で、物質の持つ熱量というのは、当然物質により異なります。
(例;脂肪1gで9kcal、タンパク質1gで4kcal、炭水化物1gで4kcal、水0kcal)
体重は何故増えるのか?
非常に解りやすい単純な例で言えば、何かを口にした直後、その重さ分だけ体重は増えます。(当たり前)
これには口にしたもののカロリーとは関係なく、単純にその重さ分だけ増加します。
例えば、脂肪を1kg食べても、水を1kg飲んでも同じように体重は1kg増えます。
ここで仮に、身体から一切何も排出されないとすると、体重は1kg増えたまま減りもせず、増えもしません。
実際には、脂肪と水とでは900kcalのエネルギーの差があったとしても、重さは変わりません。
たとえ900kcaのエネルギーが生じたとしても、身体から何も排出されないと、質量保存の法則により体重は変わりません。
質量保存の法則というのは、化学反応の前と後で物質の総質量は変化しない、ということで、厳密に言えば相対性理論では質量とエネルギーの等価性が根本的な法則なんですが、マクロの世界では近似値として無視でき、質量保存の法則は成り立ちます。
何でこんな話をしたのかと言いますと、意外と皆さんがよく間違えるところで、体重の減り方にも関係するので、この際説明します。
脂肪1gからエネルギーを使うと、その1gはどこへ行くのか?
という問題です。
意外とこの問題は、間違える人が大勢います。
もちろん、糖毒系のボンクラの皆さんならチンプンカンプンでしょう(笑)
よくある間違いが、「エネルギーに変換されて1g減る」というものです。
質量というのはエネルギーに代わる訳ではありません。
それだと、中学校の理科の時間に習ったことと矛盾してしまいます。
実際には、二酸化炭素と水に変換されて、質量は変わりません。
その1g分の二酸化炭素と水が体外に排出されて初めて1gの体重が減るのです。
要するに、「脂肪を燃やして体重が減る」という意味は、9kcalのエネルギーを消費することにより、脂肪1gが1gの二酸化炭素と水に変換され体外に排出されるという意味です。
(実際には、酸素も取り入れるので、酸素由来分の二酸化炭素と水も排出される。)
とどのつまりは、体外へ何かしら排出しないと体重は減らないということです。
これは逆に言えば、エネルギーを消費して二酸化炭素と水を排出すれば体重は減る、と言えますし、たとえ熱量を含むものを摂取しても、未消化のまま排出されれば体重は減る、とも言えます。
体重は何故減るのか?
結局、↑で説明したことがすべてなんですが、我々は生きている限り常にエネルギーを消費しているので、24時間営業で脂肪や糖をエネルギーとして使っています。(安静時のほとんどは脂肪を消費)

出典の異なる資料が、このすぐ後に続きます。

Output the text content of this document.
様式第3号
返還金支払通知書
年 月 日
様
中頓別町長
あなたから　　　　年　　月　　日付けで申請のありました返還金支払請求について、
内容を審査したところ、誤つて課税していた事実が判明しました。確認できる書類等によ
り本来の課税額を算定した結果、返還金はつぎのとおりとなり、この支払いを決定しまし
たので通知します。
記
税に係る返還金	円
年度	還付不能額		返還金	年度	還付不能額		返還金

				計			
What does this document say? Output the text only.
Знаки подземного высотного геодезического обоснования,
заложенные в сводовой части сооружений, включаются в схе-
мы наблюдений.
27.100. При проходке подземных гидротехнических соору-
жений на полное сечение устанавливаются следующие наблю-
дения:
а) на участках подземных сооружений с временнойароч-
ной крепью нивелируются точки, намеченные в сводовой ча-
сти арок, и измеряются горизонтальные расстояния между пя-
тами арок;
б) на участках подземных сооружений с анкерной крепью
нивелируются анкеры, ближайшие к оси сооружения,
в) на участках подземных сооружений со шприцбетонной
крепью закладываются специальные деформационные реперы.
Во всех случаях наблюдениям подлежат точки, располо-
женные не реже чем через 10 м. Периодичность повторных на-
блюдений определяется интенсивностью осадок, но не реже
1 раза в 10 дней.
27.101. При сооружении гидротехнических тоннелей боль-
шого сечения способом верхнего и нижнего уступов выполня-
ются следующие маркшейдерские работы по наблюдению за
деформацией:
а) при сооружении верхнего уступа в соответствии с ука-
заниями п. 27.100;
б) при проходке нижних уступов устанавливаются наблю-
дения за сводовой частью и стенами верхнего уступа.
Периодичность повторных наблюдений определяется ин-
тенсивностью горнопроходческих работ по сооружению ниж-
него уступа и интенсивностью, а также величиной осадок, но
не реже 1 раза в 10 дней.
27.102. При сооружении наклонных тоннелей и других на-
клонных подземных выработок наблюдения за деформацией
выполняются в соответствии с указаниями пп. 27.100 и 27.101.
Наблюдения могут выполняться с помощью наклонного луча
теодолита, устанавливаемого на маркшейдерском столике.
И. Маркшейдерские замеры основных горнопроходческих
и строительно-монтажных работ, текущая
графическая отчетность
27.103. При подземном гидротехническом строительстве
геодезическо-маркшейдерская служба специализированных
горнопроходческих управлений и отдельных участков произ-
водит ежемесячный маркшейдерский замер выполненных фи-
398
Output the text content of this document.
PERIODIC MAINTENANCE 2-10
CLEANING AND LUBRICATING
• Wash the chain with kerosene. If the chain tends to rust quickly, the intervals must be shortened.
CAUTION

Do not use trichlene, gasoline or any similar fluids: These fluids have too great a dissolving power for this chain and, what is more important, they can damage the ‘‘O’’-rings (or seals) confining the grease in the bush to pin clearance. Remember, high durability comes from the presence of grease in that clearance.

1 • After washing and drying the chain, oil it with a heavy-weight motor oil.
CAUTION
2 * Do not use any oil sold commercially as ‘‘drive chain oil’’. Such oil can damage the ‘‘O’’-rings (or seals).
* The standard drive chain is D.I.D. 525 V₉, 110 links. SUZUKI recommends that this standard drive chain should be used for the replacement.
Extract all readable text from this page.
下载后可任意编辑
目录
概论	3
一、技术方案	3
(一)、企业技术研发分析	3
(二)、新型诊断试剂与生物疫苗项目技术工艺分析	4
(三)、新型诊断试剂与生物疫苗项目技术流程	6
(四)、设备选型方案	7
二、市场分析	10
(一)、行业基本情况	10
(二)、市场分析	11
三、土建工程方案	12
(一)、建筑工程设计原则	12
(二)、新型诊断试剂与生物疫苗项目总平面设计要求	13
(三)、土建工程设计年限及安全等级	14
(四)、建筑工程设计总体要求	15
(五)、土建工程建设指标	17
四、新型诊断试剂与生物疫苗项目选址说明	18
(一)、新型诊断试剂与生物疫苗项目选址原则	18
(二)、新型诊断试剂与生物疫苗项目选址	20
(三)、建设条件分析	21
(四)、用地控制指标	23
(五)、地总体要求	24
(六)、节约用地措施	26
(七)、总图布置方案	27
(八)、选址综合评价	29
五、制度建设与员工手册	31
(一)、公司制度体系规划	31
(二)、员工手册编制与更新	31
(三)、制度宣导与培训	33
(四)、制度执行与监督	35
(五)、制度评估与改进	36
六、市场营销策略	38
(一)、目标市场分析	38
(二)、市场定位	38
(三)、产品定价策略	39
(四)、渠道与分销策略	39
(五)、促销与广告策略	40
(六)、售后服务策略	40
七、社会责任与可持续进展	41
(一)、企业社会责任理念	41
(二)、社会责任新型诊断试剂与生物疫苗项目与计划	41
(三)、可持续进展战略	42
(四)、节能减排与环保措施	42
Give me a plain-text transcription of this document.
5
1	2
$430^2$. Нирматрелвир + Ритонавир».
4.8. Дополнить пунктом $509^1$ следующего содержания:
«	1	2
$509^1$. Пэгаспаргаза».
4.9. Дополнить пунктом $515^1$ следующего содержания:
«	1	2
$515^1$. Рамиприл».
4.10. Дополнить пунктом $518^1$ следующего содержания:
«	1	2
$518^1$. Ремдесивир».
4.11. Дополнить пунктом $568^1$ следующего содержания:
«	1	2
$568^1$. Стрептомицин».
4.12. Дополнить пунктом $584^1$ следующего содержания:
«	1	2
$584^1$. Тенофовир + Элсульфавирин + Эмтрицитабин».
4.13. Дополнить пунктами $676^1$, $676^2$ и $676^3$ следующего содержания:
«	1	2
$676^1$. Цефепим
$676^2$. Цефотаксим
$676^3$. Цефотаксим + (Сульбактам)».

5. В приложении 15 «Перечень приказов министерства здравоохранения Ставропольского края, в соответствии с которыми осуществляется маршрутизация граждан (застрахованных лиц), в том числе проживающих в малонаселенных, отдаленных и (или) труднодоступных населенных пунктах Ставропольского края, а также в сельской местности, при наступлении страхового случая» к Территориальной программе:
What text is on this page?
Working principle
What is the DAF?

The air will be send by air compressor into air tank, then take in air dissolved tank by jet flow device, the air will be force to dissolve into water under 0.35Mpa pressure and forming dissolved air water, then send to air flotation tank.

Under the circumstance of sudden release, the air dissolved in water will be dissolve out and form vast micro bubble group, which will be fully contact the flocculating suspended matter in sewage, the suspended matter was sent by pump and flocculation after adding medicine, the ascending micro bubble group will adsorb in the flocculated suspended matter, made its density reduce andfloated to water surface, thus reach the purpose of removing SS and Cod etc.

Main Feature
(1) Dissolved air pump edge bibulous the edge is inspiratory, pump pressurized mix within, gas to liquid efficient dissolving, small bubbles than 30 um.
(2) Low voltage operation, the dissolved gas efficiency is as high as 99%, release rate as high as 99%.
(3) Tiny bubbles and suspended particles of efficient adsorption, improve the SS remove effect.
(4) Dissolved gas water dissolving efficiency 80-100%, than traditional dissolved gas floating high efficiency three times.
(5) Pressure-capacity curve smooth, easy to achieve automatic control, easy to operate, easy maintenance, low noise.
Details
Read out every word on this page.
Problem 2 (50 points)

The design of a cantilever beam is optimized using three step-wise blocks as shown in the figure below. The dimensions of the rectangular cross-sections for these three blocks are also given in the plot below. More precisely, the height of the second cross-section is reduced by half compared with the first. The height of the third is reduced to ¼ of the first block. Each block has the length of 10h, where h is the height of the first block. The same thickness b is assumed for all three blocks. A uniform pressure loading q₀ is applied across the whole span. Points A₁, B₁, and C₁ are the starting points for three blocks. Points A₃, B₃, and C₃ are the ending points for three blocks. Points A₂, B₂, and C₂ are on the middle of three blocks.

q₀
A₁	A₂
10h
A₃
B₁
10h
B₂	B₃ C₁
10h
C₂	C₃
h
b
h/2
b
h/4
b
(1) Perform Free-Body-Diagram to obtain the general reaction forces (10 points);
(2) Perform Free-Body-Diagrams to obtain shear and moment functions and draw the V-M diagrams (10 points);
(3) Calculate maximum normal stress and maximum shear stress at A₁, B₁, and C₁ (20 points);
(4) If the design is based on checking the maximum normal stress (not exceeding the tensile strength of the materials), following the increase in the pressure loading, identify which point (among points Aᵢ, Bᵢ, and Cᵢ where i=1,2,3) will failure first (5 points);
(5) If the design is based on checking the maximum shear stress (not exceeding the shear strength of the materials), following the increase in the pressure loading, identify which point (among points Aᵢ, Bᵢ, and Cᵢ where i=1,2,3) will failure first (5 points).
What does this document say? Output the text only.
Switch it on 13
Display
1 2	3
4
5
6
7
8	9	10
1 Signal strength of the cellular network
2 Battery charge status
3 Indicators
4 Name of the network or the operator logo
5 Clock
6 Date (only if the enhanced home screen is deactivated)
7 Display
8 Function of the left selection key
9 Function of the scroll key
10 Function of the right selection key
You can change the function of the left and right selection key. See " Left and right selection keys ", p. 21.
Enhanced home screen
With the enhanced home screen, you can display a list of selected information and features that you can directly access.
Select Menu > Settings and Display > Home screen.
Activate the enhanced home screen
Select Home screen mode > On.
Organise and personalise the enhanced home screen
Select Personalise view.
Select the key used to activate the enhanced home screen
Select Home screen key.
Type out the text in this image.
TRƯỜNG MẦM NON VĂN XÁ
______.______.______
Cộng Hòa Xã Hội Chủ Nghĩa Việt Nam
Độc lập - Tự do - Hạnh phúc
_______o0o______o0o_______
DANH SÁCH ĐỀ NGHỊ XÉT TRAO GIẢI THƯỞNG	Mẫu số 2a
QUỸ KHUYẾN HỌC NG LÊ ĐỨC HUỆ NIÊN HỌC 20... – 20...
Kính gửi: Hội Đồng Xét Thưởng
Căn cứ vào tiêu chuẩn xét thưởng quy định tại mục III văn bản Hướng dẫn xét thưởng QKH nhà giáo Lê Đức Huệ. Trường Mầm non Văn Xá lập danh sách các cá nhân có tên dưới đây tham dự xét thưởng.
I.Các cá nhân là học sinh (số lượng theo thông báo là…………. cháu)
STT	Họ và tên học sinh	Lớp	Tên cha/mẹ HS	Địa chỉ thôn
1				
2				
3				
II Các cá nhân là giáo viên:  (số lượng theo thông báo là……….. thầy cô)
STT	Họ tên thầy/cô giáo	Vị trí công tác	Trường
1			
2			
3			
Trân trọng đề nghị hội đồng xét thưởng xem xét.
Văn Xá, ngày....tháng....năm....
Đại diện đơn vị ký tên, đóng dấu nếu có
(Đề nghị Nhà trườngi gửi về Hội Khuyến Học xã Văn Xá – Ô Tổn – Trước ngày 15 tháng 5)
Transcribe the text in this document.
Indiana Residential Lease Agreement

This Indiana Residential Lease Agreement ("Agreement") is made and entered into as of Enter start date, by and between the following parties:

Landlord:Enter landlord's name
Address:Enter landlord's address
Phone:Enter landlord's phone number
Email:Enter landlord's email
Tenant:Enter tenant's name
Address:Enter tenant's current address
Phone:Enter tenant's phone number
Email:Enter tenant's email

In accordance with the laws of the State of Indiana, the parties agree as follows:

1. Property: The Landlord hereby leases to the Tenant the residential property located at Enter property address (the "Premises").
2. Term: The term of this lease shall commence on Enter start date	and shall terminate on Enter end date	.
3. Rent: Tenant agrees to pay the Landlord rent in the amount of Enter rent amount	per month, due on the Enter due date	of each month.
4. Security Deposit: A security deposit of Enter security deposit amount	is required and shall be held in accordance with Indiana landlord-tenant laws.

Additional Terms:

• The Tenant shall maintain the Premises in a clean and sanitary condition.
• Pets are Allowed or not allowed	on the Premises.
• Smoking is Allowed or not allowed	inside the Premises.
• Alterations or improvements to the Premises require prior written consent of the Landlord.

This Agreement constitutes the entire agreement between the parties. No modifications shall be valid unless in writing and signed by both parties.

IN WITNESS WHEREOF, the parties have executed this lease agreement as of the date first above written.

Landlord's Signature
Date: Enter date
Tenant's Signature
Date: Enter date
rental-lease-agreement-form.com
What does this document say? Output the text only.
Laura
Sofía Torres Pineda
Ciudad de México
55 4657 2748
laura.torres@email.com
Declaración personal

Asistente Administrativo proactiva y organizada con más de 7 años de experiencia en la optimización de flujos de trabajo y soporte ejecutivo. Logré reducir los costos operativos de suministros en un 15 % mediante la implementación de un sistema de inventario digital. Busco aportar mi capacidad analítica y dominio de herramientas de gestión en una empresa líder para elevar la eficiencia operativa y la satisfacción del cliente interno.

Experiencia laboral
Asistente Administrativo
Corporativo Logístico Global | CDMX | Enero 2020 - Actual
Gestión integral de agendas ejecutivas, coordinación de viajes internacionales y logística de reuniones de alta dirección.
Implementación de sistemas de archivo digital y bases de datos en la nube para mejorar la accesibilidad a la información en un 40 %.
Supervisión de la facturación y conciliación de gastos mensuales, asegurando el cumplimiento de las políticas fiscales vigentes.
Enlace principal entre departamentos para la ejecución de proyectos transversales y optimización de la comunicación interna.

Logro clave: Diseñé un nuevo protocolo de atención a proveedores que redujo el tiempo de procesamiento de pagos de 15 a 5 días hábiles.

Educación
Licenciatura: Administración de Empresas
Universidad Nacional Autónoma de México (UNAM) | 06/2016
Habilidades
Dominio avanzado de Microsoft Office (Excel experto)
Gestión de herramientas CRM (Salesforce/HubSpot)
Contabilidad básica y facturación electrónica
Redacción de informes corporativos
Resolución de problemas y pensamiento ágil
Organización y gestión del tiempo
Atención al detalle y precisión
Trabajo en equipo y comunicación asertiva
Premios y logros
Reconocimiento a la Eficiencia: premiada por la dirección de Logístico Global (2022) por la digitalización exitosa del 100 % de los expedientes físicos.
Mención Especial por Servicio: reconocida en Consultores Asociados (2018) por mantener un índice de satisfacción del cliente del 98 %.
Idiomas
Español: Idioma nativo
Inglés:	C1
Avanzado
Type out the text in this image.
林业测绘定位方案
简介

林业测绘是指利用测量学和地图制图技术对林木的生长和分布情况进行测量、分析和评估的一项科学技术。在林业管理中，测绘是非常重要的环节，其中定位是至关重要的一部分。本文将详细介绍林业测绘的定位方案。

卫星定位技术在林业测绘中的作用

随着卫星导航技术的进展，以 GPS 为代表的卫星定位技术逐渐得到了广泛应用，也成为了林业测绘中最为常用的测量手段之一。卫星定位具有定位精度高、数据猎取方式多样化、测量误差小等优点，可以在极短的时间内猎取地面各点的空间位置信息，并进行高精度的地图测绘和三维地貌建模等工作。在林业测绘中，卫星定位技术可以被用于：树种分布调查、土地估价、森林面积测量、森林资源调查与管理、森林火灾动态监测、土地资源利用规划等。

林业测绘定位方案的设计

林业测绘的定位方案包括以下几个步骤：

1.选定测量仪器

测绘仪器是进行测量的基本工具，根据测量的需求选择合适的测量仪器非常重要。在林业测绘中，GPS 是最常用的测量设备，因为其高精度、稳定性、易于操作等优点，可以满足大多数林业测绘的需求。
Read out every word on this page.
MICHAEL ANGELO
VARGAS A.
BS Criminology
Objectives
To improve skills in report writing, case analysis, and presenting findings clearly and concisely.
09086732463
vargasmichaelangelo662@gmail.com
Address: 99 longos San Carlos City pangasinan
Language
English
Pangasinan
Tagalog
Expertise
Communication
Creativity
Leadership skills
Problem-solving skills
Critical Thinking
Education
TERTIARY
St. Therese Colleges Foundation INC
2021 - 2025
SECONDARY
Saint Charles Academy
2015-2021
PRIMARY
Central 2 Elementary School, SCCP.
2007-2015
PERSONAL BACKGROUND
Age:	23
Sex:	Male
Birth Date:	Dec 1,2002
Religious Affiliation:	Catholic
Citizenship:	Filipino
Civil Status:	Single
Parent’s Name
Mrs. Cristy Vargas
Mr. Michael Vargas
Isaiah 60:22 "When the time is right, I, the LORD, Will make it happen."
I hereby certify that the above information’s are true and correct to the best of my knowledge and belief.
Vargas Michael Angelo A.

したがって、摂取したエネルギー分よりも消費したエネルギーが大きいと、その分脂肪や糖は分解され、二酸化炭素や水として排出され体重は減ります。
エネルギーというのは、何もない所から突然現れたりはしないので、必ずどこかから調達しなければなりません。
これはエネルギー保存の法則ある限り不変なのです。
(人間の身体は永久機関ではない。)
時々、糖質制限原理主義者の皆さんは、「カロリー神話の崩壊!」なんてことをネット上で騒いで恥を晒していますが、そんなボンクラの皆さんでも、エネルギー保存の法則を体感できる方法があります。
何も食わなければ、自分の身体を異化させてエネルギーを調達しなければなりませんから、生きている限り体重は減りっ放しになります。